Why morning sunlight matters.
1. It sets your “body clock” for the day.
- Light entering your eyes signals the brain’s suprachiasmatic nucleus (SCN)
- This tells your body: “It’s daytime—be alert”
- That timing helps determine when you’ll feel sleepy ~12–16 hours later
2. It triggers a healthy cortisol rise.
- Morning light boosts a natural cortisol peak (this is good in the morning)
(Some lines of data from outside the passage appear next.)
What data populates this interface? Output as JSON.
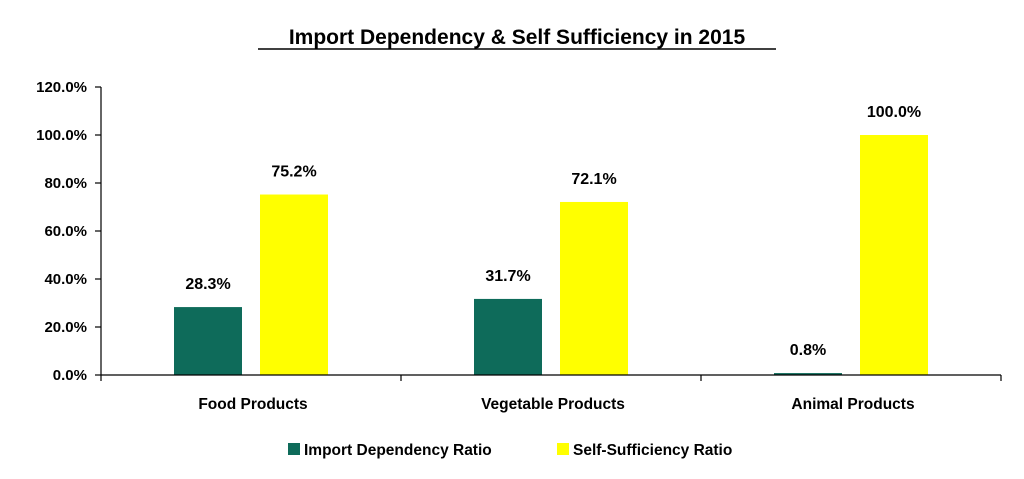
{
  "chart_data": {
    "type": "bar",
    "title": "Import Dependency & Self Sufficiency in  2015",
    "categories": [
      "Food Products",
      "Vegetable Products",
      "Animal Products"
    ],
    "series": [
      {
        "name": "Import Dependency Ratio",
        "color": "#0E6B5A",
        "values": [
          28.3,
          31.7,
          0.8
        ],
        "labels": [
          "28.3%",
          "31.7%",
          "0.8%"
        ]
      },
      {
        "name": "Self-Sufficiency Ratio",
        "color": "#FFFF00",
        "values": [
          75.2,
          72.1,
          100.0
        ],
        "labels": [
          "75.2%",
          "72.1%",
          "100.0%"
        ]
      }
    ],
    "ylim": [
      0,
      120
    ],
    "yticks": [
      0,
      20,
      40,
      60,
      80,
      100,
      120
    ],
    "ytick_labels": [
      "0.0%",
      "20.0%",
      "40.0%",
      "60.0%",
      "80.0%",
      "100.0%",
      "120.0%"
    ],
    "xlabel": "",
    "ylabel": "",
    "grid": false,
    "legend_position": "bottom"
  }
}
- Helps you feel awake, focused, and energized
- Prevents that “wired at night, tired in the morning” feeling
3. It starts your melatonin timer.
- Melatonin (your sleep hormone) is released later that night based on when you got morning light
- No morning light = delayed melatonin = harder to fall asleep
4. It improves sleep quality.
- People who get morning sunlight tend to:
- Fall asleep faster
- Sleep deeper
- Wake up more refreshed
What to do:
- Get outside within 30–60 minutes of waking
- Aim for:
- 5–10 minutes on bright sunny days
- 10–20 minutes on cloudy days
- 20–30+ minutes if it’s very overcast
- No sunglasses (but don’t stare directly at the sun)
- Glass/windows don’t work as well—outdoor light is much stronger
Why this matters more than you think.
Even if you take supplements or have a bedtime routine, your sleep is heavily controlled by light timing, not just what you do at night.
In Summary:
Morning sunlight tells your body when to sleep later.